I think that Sami made the prettiest and tastiest treats. Out of the five desserts that I created my favourite was the Chocolate and Hazelnut Torte.
Here is the recipe if you want to give it a try for yourself. It is surprisingly easy. It is just getting the meringue right which can sometime be a bit tricky.
Chocolate and Hazelnut Torte
6 egg whites
pinch of salt
1 1/2 cups caster sugar
300g hazelnuts, chopped
300g dark chocolate
250ml thickened cream
2 tbs icing sugar
100g of dark chocolate
80ml of thickened cream
1. Preheat oven to 160 degrees. Using a pencil, draw a circle around a bread plate on three sheets of baking paper and grease each sheet. Turn the paper pencil side down on a tray. This circle is your guide for spreading the meringue mixture.
2. To make the meringue, place egg whites, salt and a few spoonfuls of sugar into the bowl of electric mixer. Whisk until soft peaks appear. Reduce speed to medium and a the rest of the sugar one spoonful at a time.
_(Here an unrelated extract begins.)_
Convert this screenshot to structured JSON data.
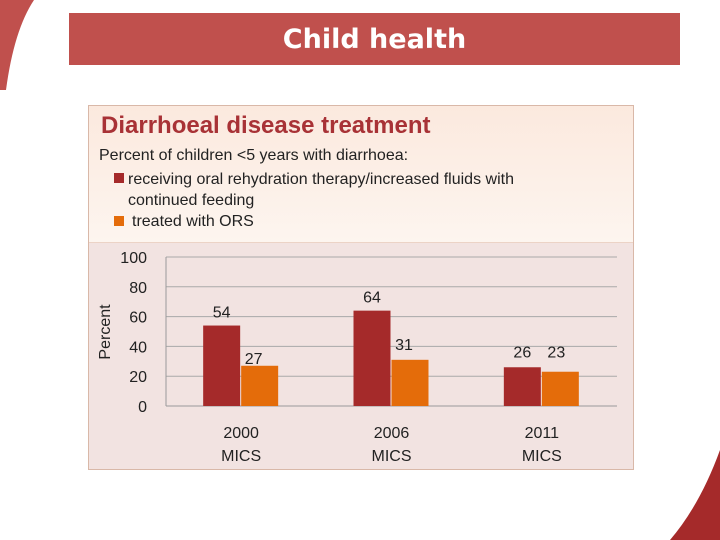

Then increase speed to high again for 5 mins until you have a lovely glossy and thick meringue.
3.Chop the chocolate and the hazelnuts and mix into the meringue mixture. Spread a third of the mixture evenly onto each of the baking paper circles (on a tray). Bake for 45 minutes or until firm and lightly golden. Leave to cool on the trays.
|Best not to use the very bottom of the oven...|
|because this can happen..but nothing that some scraping couldn't save|
4. Make the filling by beating the thickened cream and mascarpone until soft peaks form (make sure they are there or this will happen). Sift in the icing sugar and beat again until it is smooth and has stiff peaks.
|Filling fail on the right :(|
5. When you are ready to assemble, make the glaze by combining the chocolate, cream and butter in a pyrex bowl over simmering water. Stir until melted and combined then remove and cool slightly.
6. To assemble, place one meringue layer on a serving plate, spread half the filling, then place your second meringue layer on the top , then the remaining filling and top with your prettiest meringue layer. Finally drizzle with glaze and enjoy!
What have you been cooking this week?